Turisti con le mascherine a Città del Messico

In Italia sono stati confermati oggi dall’Istituto superiore di sanità altri due casi di nuova influenza umana A/H1N1. Il primo riguarda una ragazza di 16 anni, rientrata in Italia da un viaggio in Messico, che ha accusato sintomi influenzali il 29 aprile ed è stata ricoverata presso l’ospedale Spallanzani di Roma dove è stata sottoposta a trattamento con terapia antivirale.

Il secondo caso confermato oggi è quello di un bambino di 11 anni ricoverato presso l’ospedale Bambin Gesù di Roma, anche lui tornato da un viaggio in Messico, che ha avuto febbre e sintomi influenzali. Il bambino è stato trattato con terapia antivirale.
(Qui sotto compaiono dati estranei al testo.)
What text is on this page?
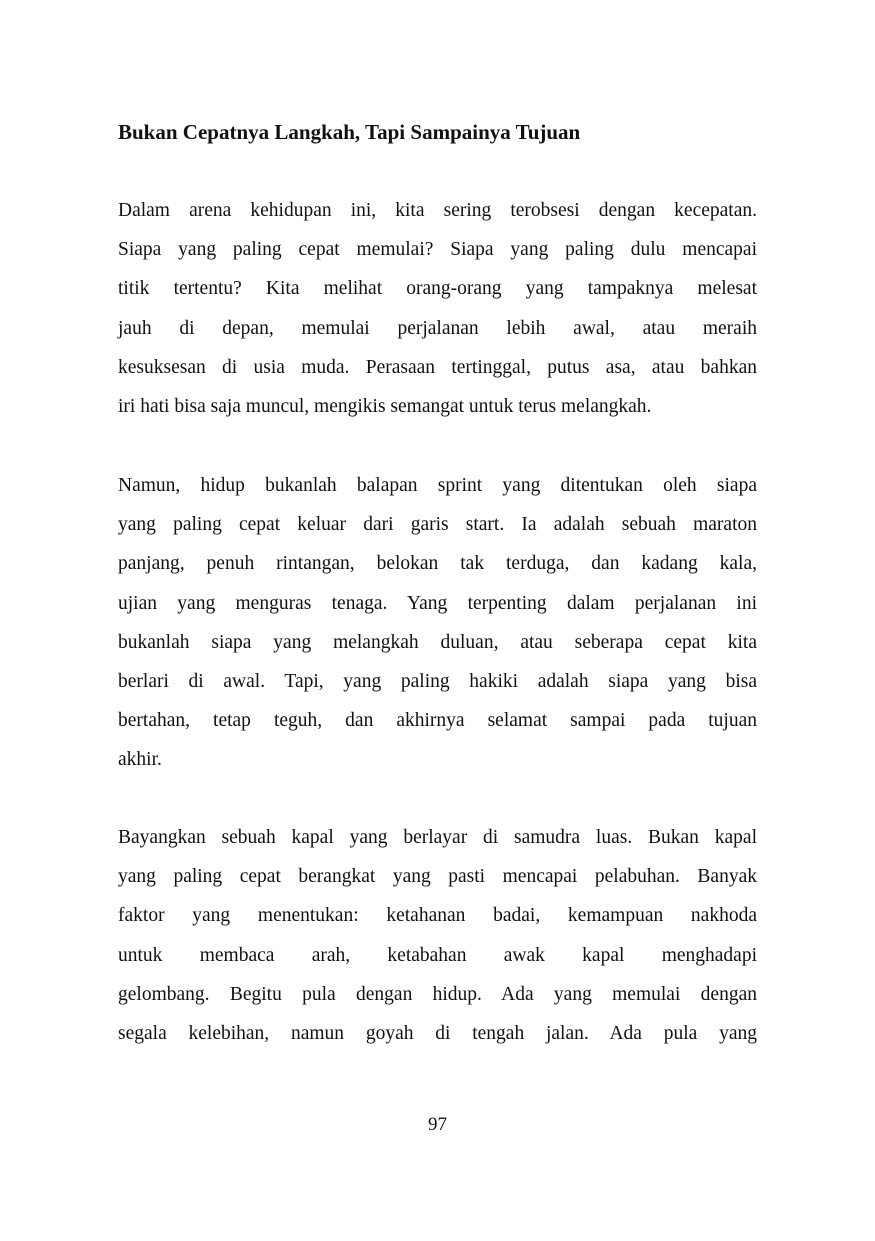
Bukan Cepatnya Langkah, Tapi Sampainya Tujuan

Dalam arena kehidupan ini, kita sering terobsesi dengan kecepatan.
Siapa yang paling cepat memulai? Siapa yang paling dulu mencapai
titik tertentu? Kita melihat orang-orang yang tampaknya melesat
jauh di depan, memulai perjalanan lebih awal, atau meraih
kesuksesan di usia muda. Perasaan tertinggal, putus asa, atau bahkan
iri hati bisa saja muncul, mengikis semangat untuk terus melangkah.

Namun, hidup bukanlah balapan sprint yang ditentukan oleh siapa
yang paling cepat keluar dari garis start. Ia adalah sebuah maraton
panjang, penuh rintangan, belokan tak terduga, dan kadang kala,
ujian yang menguras tenaga. Yang terpenting dalam perjalanan ini
bukanlah siapa yang melangkah duluan, atau seberapa cepat kita
berlari di awal. Tapi, yang paling hakiki adalah siapa yang bisa
bertahan, tetap teguh, dan akhirnya selamat sampai pada tujuan
akhir.

Bayangkan sebuah kapal yang berlayar di samudra luas. Bukan kapal
yang paling cepat berangkat yang pasti mencapai pelabuhan. Banyak
faktor yang menentukan: ketahanan badai, kemampuan nakhoda
untuk membaca arah, ketabahan awak kapal menghadapi
gelombang. Begitu pula dengan hidup. Ada yang memulai dengan
segala kelebihan, namun goyah di tengah jalan. Ada pula yang

97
L’aumento dei casi in Italia, riferisce il ministero del Welfare, era previsto ma ciò non desta particolare preoccupazione sia perché questo nuovo virus è responsabile di una sintomatologia più leggera di quella determinata dal virus dell’influenza stagionale, sia perché l’Italia dispone di scorte sufficienti di farmaci indicati per il trattamento di questa infezione nonchè di Centri di riferimento di eccellenza per il ricovero e il trattamento delle persone affette. “Si ricorda inoltre”, aggiunge il dicastero in una nota, “che sono già state assunte tutte le misure preventive necessarie per limitare la diffusione del virus nel nostro Paese”.

Nel frattempo da Ginevra l’Organizzazione mondiale della sanità assicura che “l’epidemia di influenza A/H1N1 non avrà gli stessi effetti della ‘Spagnola’ che tra il 1918 e il 1919 uccise fino a 50 milioni di persone in tutto il mondo. Il direttore dell’Oms Margareth Chan ha gettato così acqua sul fuoco, confermando tuttavia che nel complesso i casi accertati hanno raggiunto 985 in 20 Paesi. Il Messico, presunto focolaio iniziale, ha segnalato 590 casi umani confermati in laboratorio, di cui 25 letali. Gli Usa hanno notificato 226 casi tra cui un decesso che porta a 26 il numero totale dei morti.

Margaret Chan ha tuttavia dichiarato in un’intervista pubblicata dal Financial Times che la nuova influenza potrebbe subire una battuta d’arresto e poi ripresentarsi con una forza senza precedenti nel Ventunesimo secolo. Se il tasso di mortalità del virus sembra essersi stabilizzato, una seconda ondata potrebbe colpire tutto il mondo portando “la sua vendetta”, ha detto il direttore dell’Oms. “Se ciò dovesse accadere, sarà la peggiore epidemia del Ventunesimo secolo. Noi ci auguriamo che il virus scompaia, perché se così non fosse ci troveremmo di fronte a un’epidemia di una certa importanza. Non sto dicendo che scoppierà una pandemia, ma certo è che preferisco ci sia un eccesso di preparazione piuttosto che una mancanza”, ha detto Chan.